Unravelling the culture of patronage


By Halimah Mohd Said via The Sun

FOR the MACC alone to crusade against bribery and corruption is an impossible task. To successfully enforce anti-corruption laws, the cooperation of the police and the Attorney-General’s Office is indispensable. With the undivided commitment of the three agencies, there will be some success in hauling the sharks and ikan tenggiri guilty of corruption at the higher levels of authority in the public and private sectors. The takers and the givers of bribes will face the law and hopefully be found guilty.

For a start there must be complete screening and house-cleaning within these enforcement agencies, among the officers and staff who man anti-bribery and corruption posts. If they themselves are gullible and fall prey to corruption, the credibility of the agencies they serve is diminished. Their anti-corruption crusade becomes meaningless.

However without the support of the Malaysian ikan bilis i.e. the ordinary man in the street, national efforts to wipe out corruption through these agencies will be in vain. When the Malaysian public are, knowingly or unknowingly, cohorts in these acts of corruption, they are guilty of perpetuating the very scourge they abhor. They must admit that they themselves are the bribers who corrupt these officers of the law.

What Malaysians fail to see is that they live in a deeply rooted culture of patronage which encourages the currying and carrying of favours along the social hierarchy. When the social hierarchy discriminates between the haves and have-nots, patronage becomes a way of life as it has always been from the days of feudalism.

In the old feudal structure, from the royal houses right through to the foreign emissaries who court them for trade and commerce and the villagers over whom the ruler and his chieftains exercise their rule, the custom of gift-bearing was the norm.

Whether it came in the form of bunga mas and buah tangan; monetary inducements in the form of coffee money and ang pow; or reward for services rendered in the form of upah, these cultural gestures have been a vital part of our eastern culture. We do it without battering an eyelid because they form the basis of goodwill and harmony in our social relationships.

Unfortunately in this modern era of development, these acts have become contrived and positioned to extract the greatest economic gain. Gifts are given for favours granted and profits projected. And as the business relationships grow in complexity, the favours asked for and given are more wide-ranging. The gestures are less direct and the gifts are camouflaged in subtlety and sophistication.

Malaysians do not realise that the designer handbags and other fashion accessories given to them, their wives and children; the sponsorship of private events and holidays abroad; the granting of tithes and titles are all part of the modern schema of bribery and corruption.

In all of this, one thing must be made clear to distinguish the good, bad and ugly.

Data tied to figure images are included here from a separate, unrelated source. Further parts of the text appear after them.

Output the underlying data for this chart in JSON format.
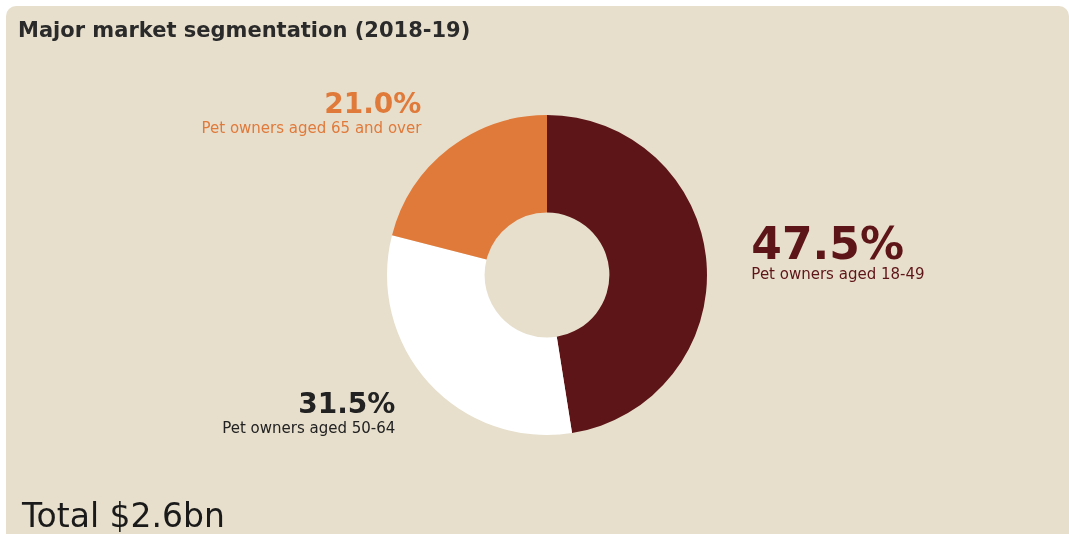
{
  "chart_data": {
    "type": "donut",
    "title": "Major market segmentation (2018-19)",
    "categories": [
      "Pet owners aged 18-49",
      "Pet owners aged 50-64",
      "Pet owners aged 65 and over"
    ],
    "values": [
      47.5,
      31.5,
      21.0
    ],
    "colors": [
      "#5e1518",
      "#ffffff",
      "#e07a3a"
    ],
    "value_labels": [
      "47.5%",
      "31.5%",
      "21.0%"
    ],
    "annotations": [
      "Total $2.6bn"
    ],
    "legend": false
  }
}
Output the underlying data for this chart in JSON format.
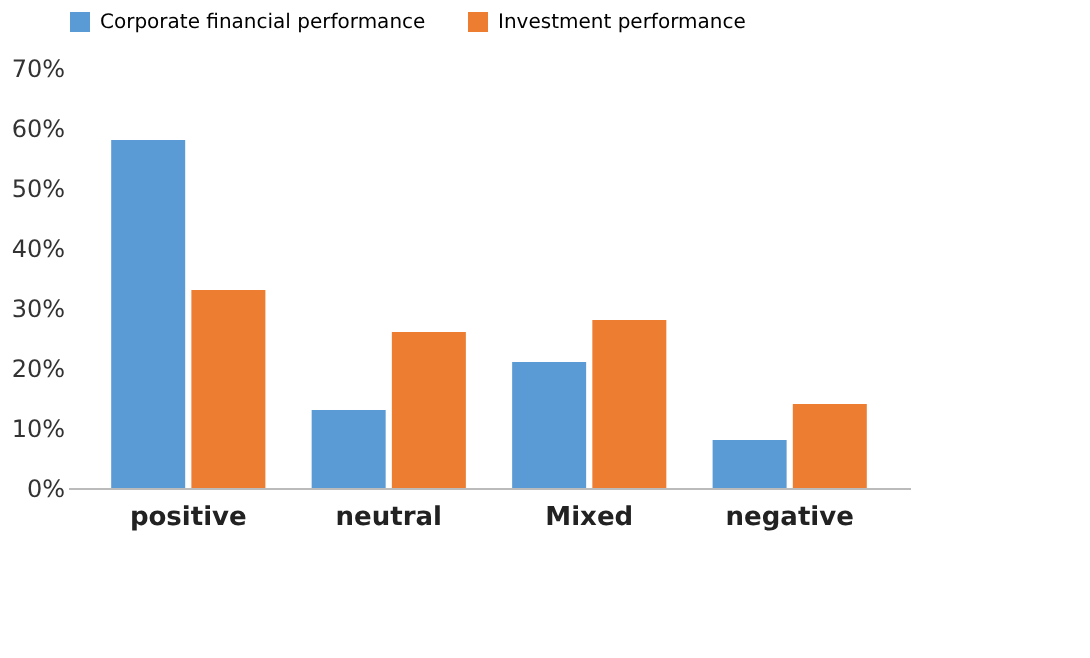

When people surreptitiously give and gain favours to leverage their own selfish positions to reap huge profits, they are corrupted and are more guilty than the person who offers a policeman a RM50 bribe or the underpaid policeman who takes it.

There is no doubt that to gain the trust of the electorate and win votes in the next general election the government must declare a national blitz against bribery and corruption. This is of the utmost urgency as corruption and abuse of power surface again and again as the two banes in the present government’s cap.

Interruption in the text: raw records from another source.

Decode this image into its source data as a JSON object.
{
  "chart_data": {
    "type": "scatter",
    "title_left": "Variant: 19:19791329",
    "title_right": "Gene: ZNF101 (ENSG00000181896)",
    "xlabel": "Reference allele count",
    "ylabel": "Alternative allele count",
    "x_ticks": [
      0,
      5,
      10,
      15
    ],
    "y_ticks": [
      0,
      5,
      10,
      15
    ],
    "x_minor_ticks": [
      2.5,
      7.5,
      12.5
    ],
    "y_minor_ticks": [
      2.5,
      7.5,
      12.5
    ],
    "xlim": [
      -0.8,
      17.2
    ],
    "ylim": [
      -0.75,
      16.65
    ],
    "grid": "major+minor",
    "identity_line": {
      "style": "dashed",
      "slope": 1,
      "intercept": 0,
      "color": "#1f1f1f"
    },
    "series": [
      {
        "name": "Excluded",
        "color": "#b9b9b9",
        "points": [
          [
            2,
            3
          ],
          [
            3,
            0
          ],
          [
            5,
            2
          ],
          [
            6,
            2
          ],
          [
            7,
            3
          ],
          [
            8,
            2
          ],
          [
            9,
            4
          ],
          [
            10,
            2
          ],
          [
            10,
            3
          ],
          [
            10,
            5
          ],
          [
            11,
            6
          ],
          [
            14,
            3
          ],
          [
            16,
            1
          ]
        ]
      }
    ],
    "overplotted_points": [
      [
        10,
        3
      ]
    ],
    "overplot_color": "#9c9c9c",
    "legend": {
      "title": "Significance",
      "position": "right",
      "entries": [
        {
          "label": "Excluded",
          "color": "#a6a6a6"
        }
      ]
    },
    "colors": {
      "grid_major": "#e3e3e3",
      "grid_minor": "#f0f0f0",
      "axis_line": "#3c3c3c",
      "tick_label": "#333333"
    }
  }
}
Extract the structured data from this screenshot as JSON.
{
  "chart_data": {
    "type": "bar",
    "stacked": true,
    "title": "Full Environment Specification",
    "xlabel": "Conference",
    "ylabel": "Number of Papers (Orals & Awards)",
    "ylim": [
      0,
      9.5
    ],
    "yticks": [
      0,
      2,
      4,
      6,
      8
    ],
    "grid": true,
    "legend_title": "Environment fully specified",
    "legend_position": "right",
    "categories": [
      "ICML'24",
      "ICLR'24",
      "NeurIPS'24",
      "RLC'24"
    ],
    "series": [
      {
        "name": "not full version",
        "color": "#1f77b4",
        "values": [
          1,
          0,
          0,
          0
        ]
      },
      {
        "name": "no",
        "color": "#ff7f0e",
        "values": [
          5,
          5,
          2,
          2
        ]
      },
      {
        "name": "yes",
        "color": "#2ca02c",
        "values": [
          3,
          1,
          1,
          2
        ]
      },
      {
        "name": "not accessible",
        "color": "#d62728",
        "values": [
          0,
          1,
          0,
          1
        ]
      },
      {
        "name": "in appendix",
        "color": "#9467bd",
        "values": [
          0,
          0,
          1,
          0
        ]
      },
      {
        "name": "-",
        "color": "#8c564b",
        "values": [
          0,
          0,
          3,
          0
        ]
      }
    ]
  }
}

There must be an unequivocal statement from the prime minister, endorsed by his cabinet and members of parliament from both sides of the political divide that they are committed to eradicating corruption at all levels of Malaysian society.

For a start there must be the transparent and honest declaration of private assets by the country’s political, public and corporate movers and shakers of society, to be updated regularly and open to scrutiny by the relevant authorities. On the ground there must be a concerted effort to educate the people and create awareness among individuals, organisations and the greater community.

The MACC, the AG’s office and the police aided by citizen movements must launch a nationwide anti-bribery and corruption blitz to inform people about the complexities, types and forms of this despicable disease of society. Public and private corporations must establish principles of good governance, outline rules and regulations, and organise in-house workshops to educate their workforce on the dos and don’ts of ethical conduct.

It is a war that will, ironically, meet with public apathy and skepticism as Malaysians struggle with their conscience and admit to their own moral failings, but it is a war well-worth waging. It is the Malaysian people who must rise and rally together in the anti-bribery and corruption crusade.